The outcome is that there is little or no control of the temperature of the floors in my house. They seem to remain stone cold all the time.
Although, you can get some heat into them at odd times, but I suspect that is because the sun warms the room above the temperature set on the controls. This opens the valve and it gets even hotter, when it should switch the system off.
Was this why I collapsed in the heat and ended up in hospital? The doctors don’t think so, but I’m not going to let the house repeat its attempt to kill me!
The more I find out about this house, the more I come to the conclusion, that the architect had a few good ideas, but was very short on detail and calculations, the house was built by Jerry and he used a heating engineer, who used components with a very dodgy history. But then the name of company who developed the site was called Back Street Developments. They seem to have taken the money from those who bought the houses and run, as there is no trace of the company or an NHBRC Warranty.
I’m going to change the manifolds and actuators to the standard that every other system uses.
Are Smoke Detectors Worth It?
For the last three days, I’ve been living with the constant beep of a smoke detector every few seconds.
I thought, I only had three smoke detectors; one in the kitchen, one in my bedroom and one in the boiler room. I check them regularly and know the beep when they need a new battery. Not that that would have helped, as I have none of the standby batteries needed, as if I do need one, I just get one from the 25 hour a day convenience store round the corner.
The builders, who put in my false ceiling in the hall, made provision for another, as this picture shows.

Provision For A Smoke Detector
But fourteen months after they started, it’s still not finished.
I eventually traced the noise to the smoke detector intended for that ceiling, which some helpful soul had placed in the downstairs bedroom.

The Errant Detector
As I couldn’t be bothered to silence it correctly, I stuffed it under some coats in a drawer.
If I hear it again it goes in a bucket of water! What noise does a drowning smoke detector make?
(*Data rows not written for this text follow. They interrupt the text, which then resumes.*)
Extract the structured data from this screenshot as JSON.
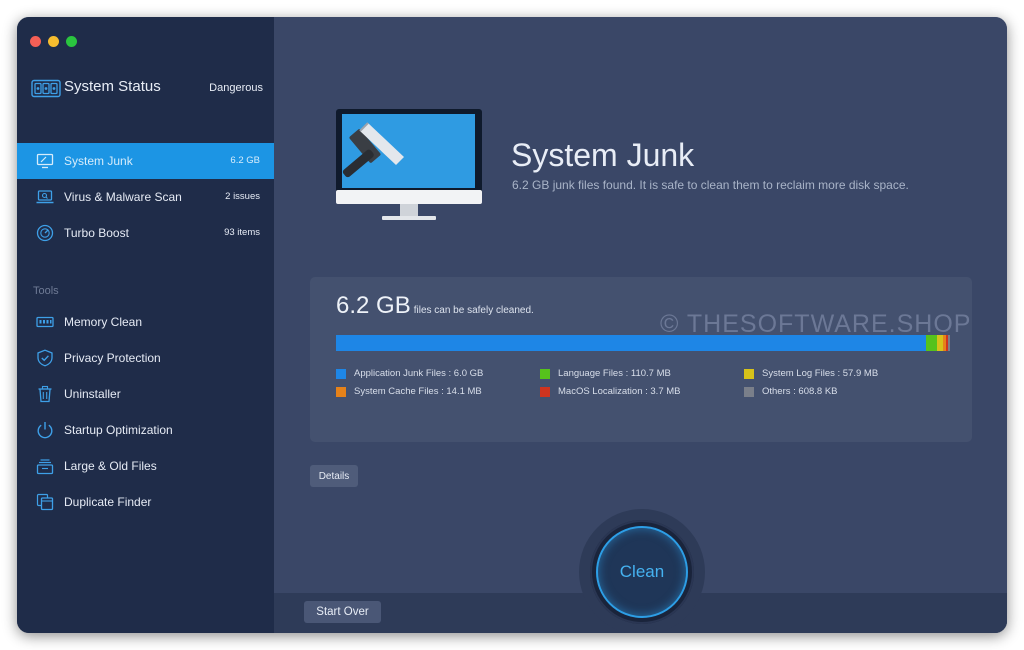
{
  "sidebar": {
    "title": "System Status",
    "status_level": "Dangerous",
    "scan_items": [
      {
        "label": "System Junk",
        "count": "6.2 GB",
        "icon": "monitor-icon"
      },
      {
        "label": "Virus & Malware Scan",
        "count": "2 issues",
        "icon": "laptop-scan-icon"
      },
      {
        "label": "Turbo Boost",
        "count": "93 items",
        "icon": "speedometer-icon"
      }
    ],
    "tools_heading": "Tools",
    "tools": [
      {
        "label": "Memory Clean",
        "icon": "memory-chip-icon"
      },
      {
        "label": "Privacy Protection",
        "icon": "shield-check-icon"
      },
      {
        "label": "Uninstaller",
        "icon": "trash-icon"
      },
      {
        "label": "Startup Optimization",
        "icon": "power-icon"
      },
      {
        "label": "Large & Old Files",
        "icon": "file-stack-icon"
      },
      {
        "label": "Duplicate Finder",
        "icon": "duplicate-folder-icon"
      }
    ]
  },
  "main": {
    "title": "System Junk",
    "subtitle": "6.2 GB junk files found.  It is safe to clean them to reclaim more disk space.",
    "summary": {
      "size": "6.2 GB",
      "caption": "files can be safely cleaned."
    },
    "legend": [
      {
        "label": "Application Junk Files : 6.0 GB",
        "color": "#1e86e6"
      },
      {
        "label": "Language Files : 110.7 MB",
        "color": "#56c21c"
      },
      {
        "label": "System Log Files : 57.9 MB",
        "color": "#d6c21a"
      },
      {
        "label": "System Cache Files : 14.1 MB",
        "color": "#e6821a"
      },
      {
        "label": "MacOS Localization : 3.7 MB",
        "color": "#cf3420"
      },
      {
        "label": "Others : 608.8 KB",
        "color": "#7a7f8a"
      }
    ],
    "details_label": "Details",
    "clean_label": "Clean",
    "start_over_label": "Start Over",
    "watermark": "© THESOFTWARE.SHOP"
  },
  "colors": {
    "accent": "#1c95e4",
    "sidebar_bg": "#1f2c49",
    "main_bg": "#3a4767"
  }
}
So how many smoke detectors end up being silenced or removed, because they annoy the house owner or tenant. Incidentally, when I moved in this house, all were beeping like an orchestra of mice. But that’s tenants for you and after having them for ten years this house wasn’t happy.
Smoke detectors as they are designed now are a nightmare. I’m not against them, but they should be independent of any form of changeable battery. I do wonder how many people end up in hospital, trying to put a battery in a smoke detector.
A Chief Fire Officer for Ipswich once told me, that they put smoke detectors in all the Council’s housing stock. But within six months none worked, as the kids had had the batteries for their toys and games machines.
RBS Tries A New Line In Customer Service
I love this story, from the Edinburgh Evening News.
For RBS customers, it’s Christmas.
But obviously, only in Edinburgh!
They would never have tried such a stunt to get new customers in Glasgow!
London Zoo On A Cold And Wet Day
Logic would say that you don’t go to the zoo on a cold, wet and miserable day.
But I’ve just returned from such a trip to a far from empty London Zoo.
A couple of people I met, said that they always went, often with kids on Christmas Eve.
I’ll certainly go again! Even if I did have to go to Carluccio’s afterwards for a warming cup of tea and a nourishing cake.
One advantage of being a Friend of the Zoo, as I am, is that you can get in through a gate that is much closer to the 274 bus stop from Islington.